The Centers for Disease Control and Prevention Friday revised its guidelines to track the genetic signatures of viruses collected from people newly diagnosed with HIV, a controversial practice used by state and local health departments to combat infections.
The updated policy encourages health officials to be more transparent with their communities about tracking, one of several changes sought by HIV advocacy organizations concerned about how so-called molecular monitoring could violate the privacy and civil rights of patients.
But the agency has not adopted larger changes that some advocates had advocated, such as allowing health agencies to withdraw in states where people can be prosecuted for transmitting HIV.
“We are in a period where health data is increasingly used in criminal prosecutions, as evidenced by the prosecution of people seeking abortion care or who may have suffered a miscarriage,” she said. said Carmel Shachar, a professor at Harvard Law School who specializes in health care. The revised policy doesn’t go far enough, she said, to protect people with HIV.
Dr. Alexandra Oster, who leads the CDC’s molecular surveillance team, said the benefits of the program far outweigh the risks. “We have to do it right,” she said. “But we have to keep doing it.”

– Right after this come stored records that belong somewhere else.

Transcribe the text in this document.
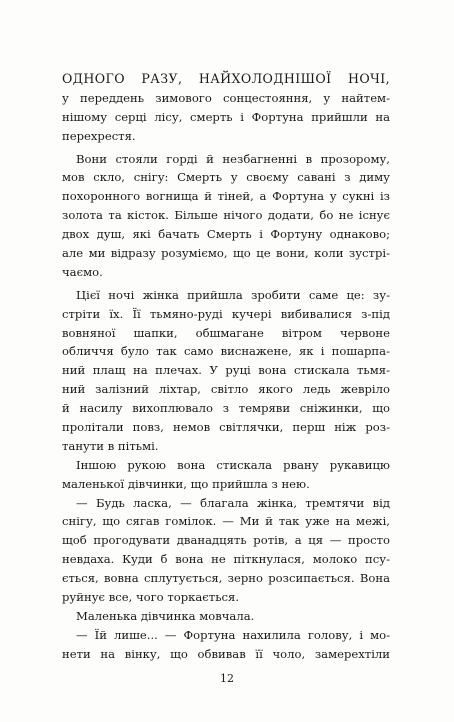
ОДНОГО РАЗУ, НАЙХОЛОДНІШОЇ НОЧІ,
у переддень зимового сонцестояння, у найтем-
нішому серці лісу, смерть і Фортуна прийшли на
перехрестя.
Вони стояли горді й незбагненні в прозорому,
мов скло, снігу: Смерть у своєму савані з диму
похоронного вогнища й тіней, а Фортуна у сукні із
золота та кісток. Більше нічого додати, бо не існує
двох душ, які бачать Смерть і Фортуну однаково;
але ми відразу розуміємо, що це вони, коли зустрі-
чаємо.
Цієї ночі жінка прийшла зробити саме це: зу-
стріти їх. Її тьмяно-руді кучері вибивалися з-під
вовняної шапки, обшмагане вітром червоне
обличчя було так само виснажене, як і пошарпа-
ний плащ на плечах. У руці вона стискала тьмя-
ний залізний ліхтар, світло якого ледь жевріло
й насилу вихоплювало з темряви сніжинки, що
пролітали повз, немов світлячки, перш ніж роз-
танути в пітьмі.
Іншою рукою вона стискала рвану рукавицю
маленької дівчинки, що прийшла з нею.
— Будь ласка, — благала жінка, тремтячи від
снігу, що сягав гомілок. — Ми й так уже на межі,
щоб прогодувати дванадцять ротів, а ця — просто
невдаха. Куди б вона не піткнулася, молоко псу-
ється, вовна сплутується, зерно розсипається. Вона
руйнує все, чого торкається.
Маленька дівчинка мовчала.
— Їй лише... — Фортуна нахилила голову, і мо-
нети на вінку, що обвивав її чоло, замерехтіли
12
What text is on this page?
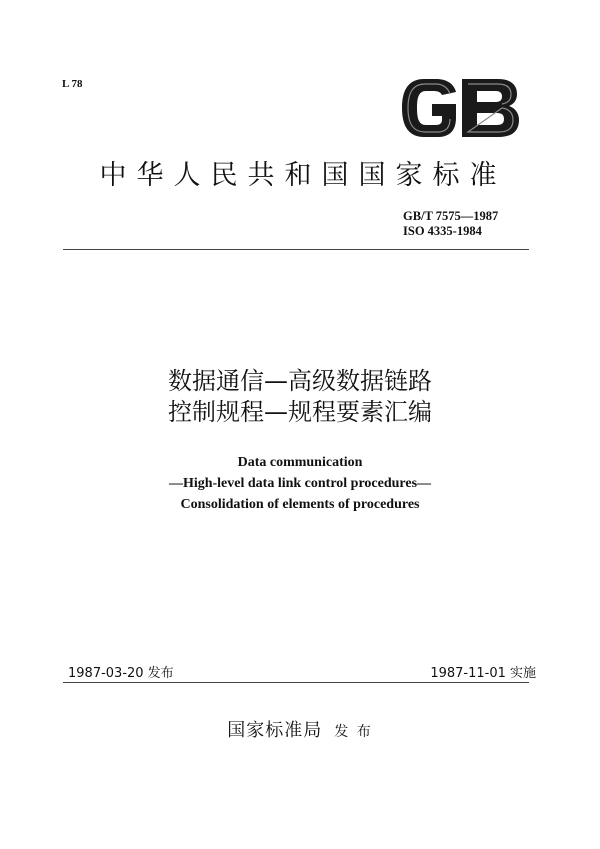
L 78
中华人民共和国国家标准
GB/T 7575—1987
ISO 4335-1984
数据通信—高级数据链路
控制规程—规程要素汇编
Data communication
—High-level data link control procedures—
Consolidation of elements of procedures
1987-03-20 发布	1987-11-01 实施
国家标准局 发 布
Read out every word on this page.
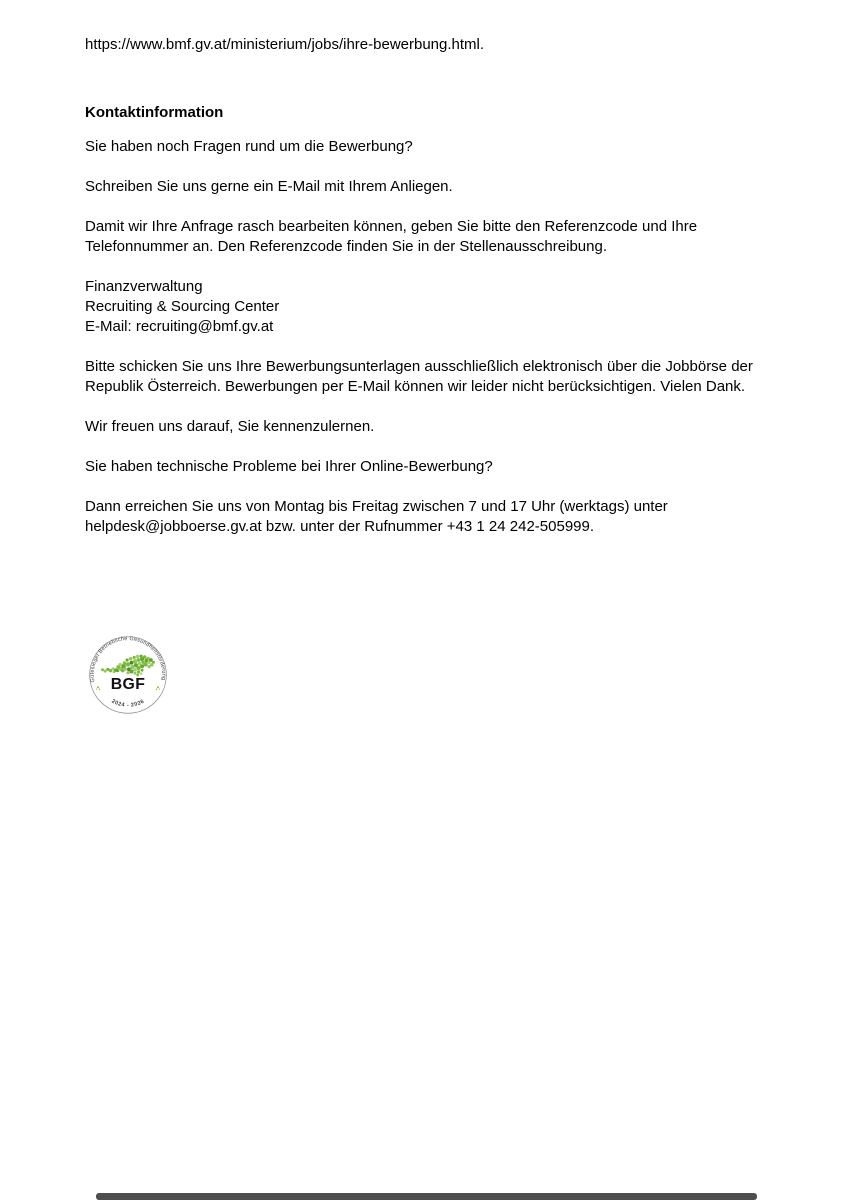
https://www.bmf.gv.at/ministerium/jobs/ihre-bewerbung.html.

Kontaktinformation

Sie haben noch Fragen rund um die Bewerbung?

Schreiben Sie uns gerne ein E-Mail mit Ihrem Anliegen.

Damit wir Ihre Anfrage rasch bearbeiten können, geben Sie bitte den Referenzcode und Ihre Telefonnummer an. Den Referenzcode finden Sie in der Stellenausschreibung.

Finanzverwaltung
Recruiting & Sourcing Center
E-Mail: recruiting@bmf.gv.at

Bitte schicken Sie uns Ihre Bewerbungsunterlagen ausschließlich elektronisch über die Jobbörse der Republik Österreich. Bewerbungen per E-Mail können wir leider nicht berücksichtigen. Vielen Dank.

Wir freuen uns darauf, Sie kennenzulernen.

Sie haben technische Probleme bei Ihrer Online-Bewerbung?

Dann erreichen Sie uns von Montag bis Freitag zwischen 7 und 17 Uhr (werktags) unter helpdesk@jobboerse.gv.at bzw. unter der Rufnummer +43 1 24 242-505999.

Gütesiegel Betriebliche Gesundheitsförderung
BGF
2024 - 2026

HIV has a distinct genetic signature in each person that helps doctors decide which medications are likely to prevent it. But this information can also be used to track its spread within a population, including identifying groups of people carrying closely related viruses.
The CDC has used molecular surveillance for decades to track influenza, salmonella and, more recently, Covid.
In 2018, the CDC began to demand health departments that have received federal funding for HIV programs to share this data gleaned from people infected with the virus. The patients there is no need to be informed that their viral samples are tracked.
Molecular surveillance has identified more than 500 HIV outbreaks in the country since 2016, the CDC said. Health officials can then interview people in groups to identify their sexual partners or drug users and connect them with testing, needle exchanges and medications that block transmission.